Input validation
RunPod's validator utility ensures robust execution of serverless workers by validating input data against a defined schema.
To use it, import the following to your Python file:
from runpod.serverless.utils.rp_validator import validate
The validate
function takes two arguments:
- the input data
- the schema to validate against
Schema Definition
Define your schema as a nested dictionary with these possible rules for each input:
required
(default:False
): Marks the type as required.default
(default:None
): Default value if input is not provided.type
(required): Expected input type.constraints
(optional): for example, a lambda function returningtrue
orfalse
.
Example Usage
import runpod
from runpod.serverless.utils.rp_validator import validate
schema = {
"text": {
"type": str,
"required": True,
},
"max_length": {
"type": int,
"required": False,
"default": 100,
"constraints": lambda x: x > 0,
},
}
def handler(event):
try:
validated_input = validate(event["input"], schema)
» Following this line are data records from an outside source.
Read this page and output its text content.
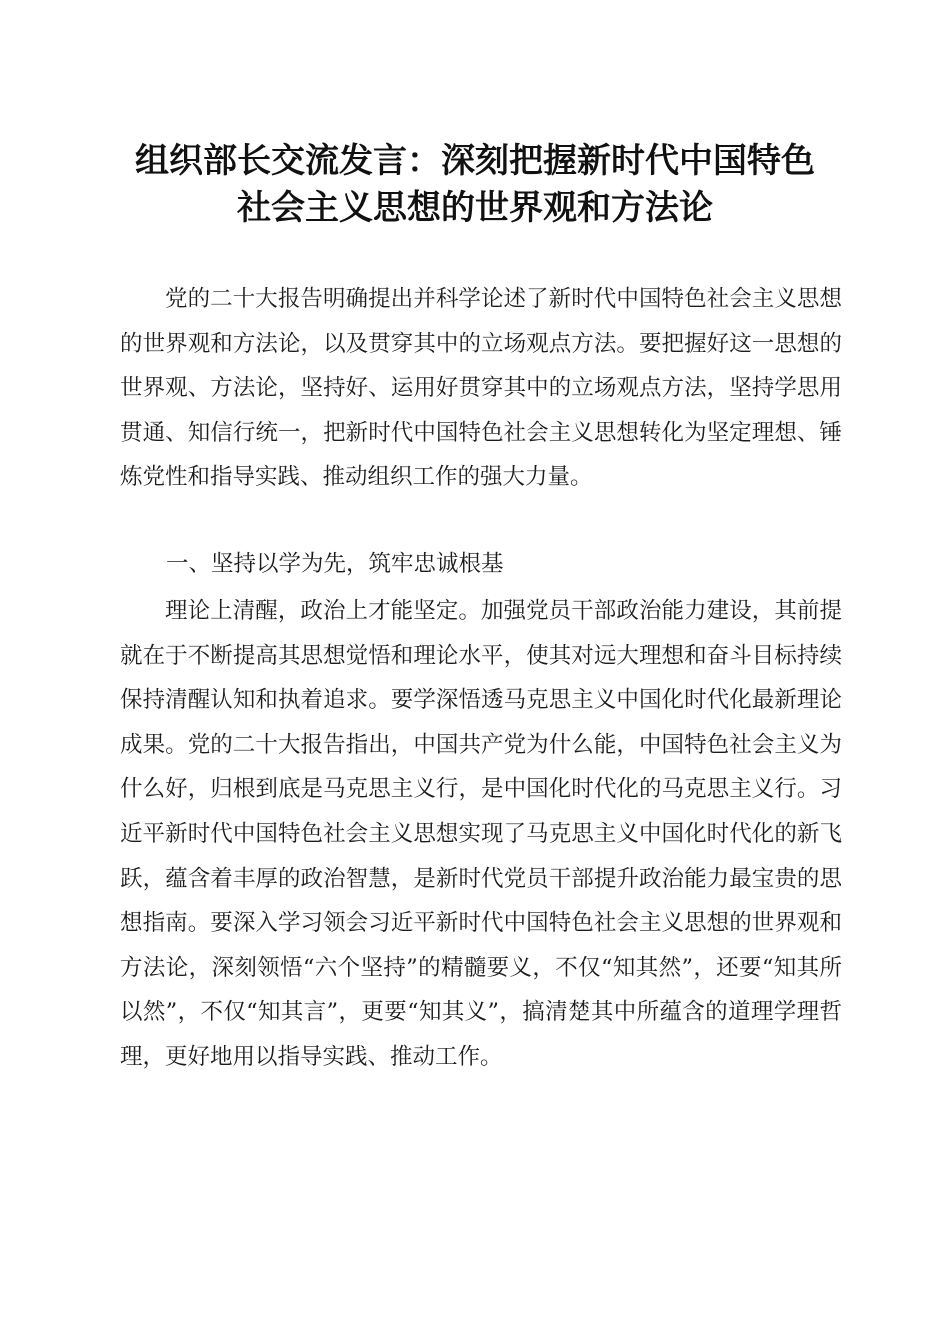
组织部长交流发言：深刻把握新时代中国特色
社会主义思想的世界观和方法论

党的二十大报告明确提出并科学论述了新时代中国特色社会主义思想的世界观和方法论，以及贯穿其中的立场观点方法。要把握好这一思想的世界观、方法论，坚持好、运用好贯穿其中的立场观点方法，坚持学思用贯通、知信行统一，把新时代中国特色社会主义思想转化为坚定理想、锤炼党性和指导实践、推动组织工作的强大力量。

一、坚持以学为先，筑牢忠诚根基

理论上清醒，政治上才能坚定。加强党员干部政治能力建设，其前提就在于不断提高其思想觉悟和理论水平，使其对远大理想和奋斗目标持续保持清醒认知和执着追求。要学深悟透马克思主义中国化时代化最新理论成果。党的二十大报告指出，中国共产党为什么能，中国特色社会主义为什么好，归根到底是马克思主义行，是中国化时代化的马克思主义行。习近平新时代中国特色社会主义思想实现了马克思主义中国化时代化的新飞跃，蕴含着丰厚的政治智慧，是新时代党员干部提升政治能力最宝贵的思想指南。要深入学习领会习近平新时代中国特色社会主义思想的世界观和方法论，深刻领悟“六个坚持”的精髓要义，不仅“知其然”，还要“知其所以然”，不仅“知其言”，更要“知其义”，搞清楚其中所蕴含的道理学理哲理，更好地用以指导实践、推动工作。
if "errors" in validated_input:
return {"error": validated_input["errors"]}
text = validated_input["validated_input"]["text"]
max_length = validated_input["validated_input"]["max_length"]
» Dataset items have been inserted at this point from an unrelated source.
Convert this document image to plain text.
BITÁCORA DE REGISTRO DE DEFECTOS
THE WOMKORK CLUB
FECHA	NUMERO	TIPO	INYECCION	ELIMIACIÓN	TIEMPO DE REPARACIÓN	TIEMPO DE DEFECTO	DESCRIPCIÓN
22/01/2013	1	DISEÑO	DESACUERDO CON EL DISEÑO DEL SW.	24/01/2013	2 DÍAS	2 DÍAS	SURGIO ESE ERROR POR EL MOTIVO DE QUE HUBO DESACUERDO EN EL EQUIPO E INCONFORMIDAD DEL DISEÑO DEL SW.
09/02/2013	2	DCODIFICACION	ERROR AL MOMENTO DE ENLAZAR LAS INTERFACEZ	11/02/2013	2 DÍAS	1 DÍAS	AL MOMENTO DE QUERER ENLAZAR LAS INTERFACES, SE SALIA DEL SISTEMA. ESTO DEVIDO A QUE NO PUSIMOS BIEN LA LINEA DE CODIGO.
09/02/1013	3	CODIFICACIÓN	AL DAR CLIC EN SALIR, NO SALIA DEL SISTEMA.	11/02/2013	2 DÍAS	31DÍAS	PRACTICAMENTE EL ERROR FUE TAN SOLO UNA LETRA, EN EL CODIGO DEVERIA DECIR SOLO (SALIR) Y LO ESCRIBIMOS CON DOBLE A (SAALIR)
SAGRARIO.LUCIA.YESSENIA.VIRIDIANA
result = text[:max_length]
return {"output": result}
except Exception as e:
return {"error": str(e)}
runpod.serverless.start({"handler": handler})
Testing
Save as your_handler.py
and test using:
- Command
- JSON
python your_handler.py
Or with inline input:
python your_handler.py --test_input '{"input": {"text": "Hello, world!", "max_length": 5}}'
Create test_input.json
:
{
"input": {
"text": "The quick brown fox jumps over the lazy dog",
"max_length": 50
}
}
This approach allows early detection of input errors, preventing issues from unexpected or malformed inputs.